A panel of doctors and medical experts told the Food and Drug Administration Thursday that regulators should not halt sales of paclitaxel-containing medical devices for the legs in the U.S., even though there may be an increased long-term risk of death from using them.
Instead, the FDA's Circulatory System Devices Panel gave a nonbinding recommendation that regulators should push for better long-term clinical data than was seen during the two-day review in Maryland.
FDA officials didn't immediately announce Thursday night what they will do next, or when they will do it.
From the data presented, the panel did not find any dose relationship with mortality, nor any pattern of adverse events that suggested a biological mechanism of action. The panel said the products' labels should be updated to reflect potential risks, allowing doctors and patients to decide for themselves what to do.
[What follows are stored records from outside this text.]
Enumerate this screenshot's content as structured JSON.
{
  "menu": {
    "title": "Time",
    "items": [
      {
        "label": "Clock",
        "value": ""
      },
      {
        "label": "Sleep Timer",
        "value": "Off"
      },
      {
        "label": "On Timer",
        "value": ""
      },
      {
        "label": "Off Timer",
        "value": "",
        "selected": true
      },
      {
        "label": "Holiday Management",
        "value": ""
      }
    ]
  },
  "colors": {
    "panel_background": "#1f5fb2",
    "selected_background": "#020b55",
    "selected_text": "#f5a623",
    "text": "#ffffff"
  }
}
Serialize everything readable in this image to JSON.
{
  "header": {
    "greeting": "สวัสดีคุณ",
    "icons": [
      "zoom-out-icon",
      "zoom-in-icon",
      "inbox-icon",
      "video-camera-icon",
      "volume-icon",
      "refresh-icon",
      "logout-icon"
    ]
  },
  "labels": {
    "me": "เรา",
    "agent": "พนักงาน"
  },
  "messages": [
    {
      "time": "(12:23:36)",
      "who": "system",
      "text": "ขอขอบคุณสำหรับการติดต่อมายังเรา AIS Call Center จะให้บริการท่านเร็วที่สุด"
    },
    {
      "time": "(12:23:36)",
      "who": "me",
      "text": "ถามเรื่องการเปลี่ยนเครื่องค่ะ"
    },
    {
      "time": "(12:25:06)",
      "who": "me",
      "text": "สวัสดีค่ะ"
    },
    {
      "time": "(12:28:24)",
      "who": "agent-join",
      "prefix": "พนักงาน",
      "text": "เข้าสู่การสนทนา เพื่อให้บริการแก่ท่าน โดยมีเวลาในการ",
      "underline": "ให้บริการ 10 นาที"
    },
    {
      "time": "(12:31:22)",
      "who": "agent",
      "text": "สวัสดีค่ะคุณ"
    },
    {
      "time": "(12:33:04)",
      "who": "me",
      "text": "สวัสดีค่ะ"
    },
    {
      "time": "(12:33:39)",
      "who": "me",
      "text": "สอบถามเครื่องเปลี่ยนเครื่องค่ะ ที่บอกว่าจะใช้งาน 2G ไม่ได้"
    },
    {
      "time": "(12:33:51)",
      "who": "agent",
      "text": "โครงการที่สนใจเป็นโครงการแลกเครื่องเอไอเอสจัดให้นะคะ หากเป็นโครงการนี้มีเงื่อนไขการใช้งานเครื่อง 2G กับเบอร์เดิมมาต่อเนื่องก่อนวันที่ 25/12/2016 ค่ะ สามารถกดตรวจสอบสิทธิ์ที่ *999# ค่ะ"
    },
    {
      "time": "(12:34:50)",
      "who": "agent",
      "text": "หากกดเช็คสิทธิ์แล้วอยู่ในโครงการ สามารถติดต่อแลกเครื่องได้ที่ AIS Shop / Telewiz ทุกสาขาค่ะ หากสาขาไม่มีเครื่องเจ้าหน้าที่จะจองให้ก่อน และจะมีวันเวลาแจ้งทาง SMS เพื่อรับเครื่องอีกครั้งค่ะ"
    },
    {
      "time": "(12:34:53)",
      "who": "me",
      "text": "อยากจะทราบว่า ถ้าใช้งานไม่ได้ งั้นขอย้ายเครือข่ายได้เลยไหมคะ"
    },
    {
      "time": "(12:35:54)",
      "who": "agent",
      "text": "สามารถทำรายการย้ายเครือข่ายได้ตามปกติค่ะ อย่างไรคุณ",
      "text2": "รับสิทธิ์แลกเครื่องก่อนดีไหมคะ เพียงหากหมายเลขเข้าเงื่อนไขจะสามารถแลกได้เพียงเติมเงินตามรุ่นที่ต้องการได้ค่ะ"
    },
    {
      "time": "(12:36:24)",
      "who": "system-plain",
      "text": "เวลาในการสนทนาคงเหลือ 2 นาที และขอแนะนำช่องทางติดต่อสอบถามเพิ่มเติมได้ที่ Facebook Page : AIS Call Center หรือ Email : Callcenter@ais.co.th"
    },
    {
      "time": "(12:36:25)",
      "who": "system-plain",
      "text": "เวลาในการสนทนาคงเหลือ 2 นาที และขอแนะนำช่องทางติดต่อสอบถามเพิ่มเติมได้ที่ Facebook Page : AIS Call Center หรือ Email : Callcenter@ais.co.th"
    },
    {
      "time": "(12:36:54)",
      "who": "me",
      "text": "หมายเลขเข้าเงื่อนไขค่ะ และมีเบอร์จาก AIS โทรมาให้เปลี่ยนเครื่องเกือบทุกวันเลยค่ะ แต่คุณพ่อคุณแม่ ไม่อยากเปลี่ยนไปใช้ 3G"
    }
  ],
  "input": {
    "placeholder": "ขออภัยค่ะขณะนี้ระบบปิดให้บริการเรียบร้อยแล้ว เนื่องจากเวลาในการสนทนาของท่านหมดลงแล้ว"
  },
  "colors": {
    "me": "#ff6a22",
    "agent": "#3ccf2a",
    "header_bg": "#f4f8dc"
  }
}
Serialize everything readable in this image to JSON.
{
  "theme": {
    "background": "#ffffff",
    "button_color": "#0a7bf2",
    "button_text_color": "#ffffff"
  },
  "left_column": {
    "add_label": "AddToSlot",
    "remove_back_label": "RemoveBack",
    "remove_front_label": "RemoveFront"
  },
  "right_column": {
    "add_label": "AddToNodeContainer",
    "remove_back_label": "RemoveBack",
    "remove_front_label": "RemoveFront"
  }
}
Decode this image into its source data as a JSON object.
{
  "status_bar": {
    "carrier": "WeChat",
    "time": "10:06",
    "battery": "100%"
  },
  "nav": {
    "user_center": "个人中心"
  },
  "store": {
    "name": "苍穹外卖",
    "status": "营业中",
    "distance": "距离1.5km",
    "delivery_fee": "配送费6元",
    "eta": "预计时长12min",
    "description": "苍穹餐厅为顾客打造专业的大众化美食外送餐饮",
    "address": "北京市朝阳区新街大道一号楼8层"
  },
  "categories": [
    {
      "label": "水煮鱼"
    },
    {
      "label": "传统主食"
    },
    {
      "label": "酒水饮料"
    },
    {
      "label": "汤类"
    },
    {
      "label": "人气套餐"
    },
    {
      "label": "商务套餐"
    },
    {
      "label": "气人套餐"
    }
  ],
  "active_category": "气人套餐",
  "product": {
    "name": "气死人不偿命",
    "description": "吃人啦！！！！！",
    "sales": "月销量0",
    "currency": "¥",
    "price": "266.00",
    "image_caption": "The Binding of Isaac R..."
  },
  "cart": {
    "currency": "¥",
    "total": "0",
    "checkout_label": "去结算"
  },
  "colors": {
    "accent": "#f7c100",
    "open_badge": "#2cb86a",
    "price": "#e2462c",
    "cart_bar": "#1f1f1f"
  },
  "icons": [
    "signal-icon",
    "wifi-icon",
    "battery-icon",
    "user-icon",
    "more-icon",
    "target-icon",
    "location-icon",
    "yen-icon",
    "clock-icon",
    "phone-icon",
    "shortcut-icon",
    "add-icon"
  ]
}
The controversy centers on a set of five devices approved in the U.S. to treat peripheral artery disease (PAD) above the knee in the legs by mechanically opening blocked blood vessels and then leaving behind varying amounts of the anti-proliferative drug paclitaxel to prevent vessel re-closure.
Such devices account for hundreds of millions of dollars in annual sales for Medtronic, Cook Medical, Philips, BD and Boston Scientific, all of which make paclitaxel-eluting leg stents or paclitaxel-coated balloons for PAD. The Centers for Disease Control and Prevention said about 8.5 million Americans have PAD, including as many as 20% of people older than 60.
The product segment has grown rapidly since the first such device was approved in the U.S. in 2012 because of the devices' positive effects. Patients with extreme leg pain found that the paclitaxel devices not only prevented the need for repeat procedures, but even prevented amputations in extreme cases.
But growth in paclitaxel devices for above-the-knee PAD came to a halt shortly after a study was published in the Journal of the American Heart Association last December.